Brown, who graduated high school with a 4.5 GPA, became a successful entrepreneur at age 18, with her own online hair-extension business. Another student, La’Damian Smith, “joined the Army because of 9/11. [That day] actually influenced his choice of career,” said St. Philip.
Lazaro Dubrocq, a child of immigrants from Cuba and Mexico, felt so connected to what happened that he chose to go to Columbia University. “It was an intentional draw to New York City,” he told The Post. “I know I’m pretty intimately tied to the event.” Now a chemical engineer living in Houston, the 26-year-old was emotionally moved when he visited the 9/11 Museum and saw a steel beam from the South Tower.
“The same tower that was struck when I was reading to President Bush. Touching it was profound. You could see how it was bent like nothing — the enormity of it is hard to describe,” he says in the film.

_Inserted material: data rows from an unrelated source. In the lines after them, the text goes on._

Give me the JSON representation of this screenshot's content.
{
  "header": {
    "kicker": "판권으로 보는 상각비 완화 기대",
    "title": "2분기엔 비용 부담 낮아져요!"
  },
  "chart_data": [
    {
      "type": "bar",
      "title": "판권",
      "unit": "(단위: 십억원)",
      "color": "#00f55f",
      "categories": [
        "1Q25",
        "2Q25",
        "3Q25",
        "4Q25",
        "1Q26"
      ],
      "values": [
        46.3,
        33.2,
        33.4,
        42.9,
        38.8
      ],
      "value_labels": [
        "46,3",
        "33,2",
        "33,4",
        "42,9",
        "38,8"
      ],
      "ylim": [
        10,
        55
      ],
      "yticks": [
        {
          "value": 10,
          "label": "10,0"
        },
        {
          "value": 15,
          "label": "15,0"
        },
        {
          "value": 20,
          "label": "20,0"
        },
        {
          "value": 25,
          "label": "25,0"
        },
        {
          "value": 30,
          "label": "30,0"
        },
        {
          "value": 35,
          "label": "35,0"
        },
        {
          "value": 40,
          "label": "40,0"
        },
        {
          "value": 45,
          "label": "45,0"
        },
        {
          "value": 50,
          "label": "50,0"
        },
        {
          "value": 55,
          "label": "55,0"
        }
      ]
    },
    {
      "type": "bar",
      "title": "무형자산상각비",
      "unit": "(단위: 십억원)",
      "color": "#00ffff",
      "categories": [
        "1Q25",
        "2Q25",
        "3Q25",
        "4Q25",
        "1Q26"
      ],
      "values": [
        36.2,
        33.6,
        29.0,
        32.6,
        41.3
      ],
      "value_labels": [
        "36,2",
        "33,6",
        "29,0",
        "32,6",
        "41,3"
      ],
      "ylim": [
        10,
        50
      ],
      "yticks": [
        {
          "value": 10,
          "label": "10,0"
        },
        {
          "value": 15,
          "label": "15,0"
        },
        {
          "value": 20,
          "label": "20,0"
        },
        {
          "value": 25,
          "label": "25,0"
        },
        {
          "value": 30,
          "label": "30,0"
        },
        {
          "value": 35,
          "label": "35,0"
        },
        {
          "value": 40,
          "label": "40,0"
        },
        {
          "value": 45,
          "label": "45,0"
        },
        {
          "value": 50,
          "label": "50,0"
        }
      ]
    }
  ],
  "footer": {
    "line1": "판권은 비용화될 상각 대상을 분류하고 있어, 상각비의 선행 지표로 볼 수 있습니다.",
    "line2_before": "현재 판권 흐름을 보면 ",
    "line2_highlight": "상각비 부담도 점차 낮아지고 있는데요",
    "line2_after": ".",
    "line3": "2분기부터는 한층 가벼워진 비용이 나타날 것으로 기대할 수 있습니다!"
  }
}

The president chose to say with the students until the reading was complete that day, a decision he has been criticized for. However, the then-students say they’re grateful.
Brown, who now lives in Dallas, has visited New York City but couldn’t bring herself to go to Ground Zero. “We saw everything,” she said, recalling images showing the planes crashing into the Twin Towers. “It didn’t process. I understood something bad happened, that many people lost their lives. It almost felt like something in a cartoon.”
Still, she said: “[What happened on 9/11] broadened my compassion. I only knew the people in my little city. It helped me have emotions for everyone in the world.”
And that includes her former classmates, many of whom she is still in touch with.
“We have a special bond,” she said of their unique experience with Bush. “In that moment it felt important — we were part of history.”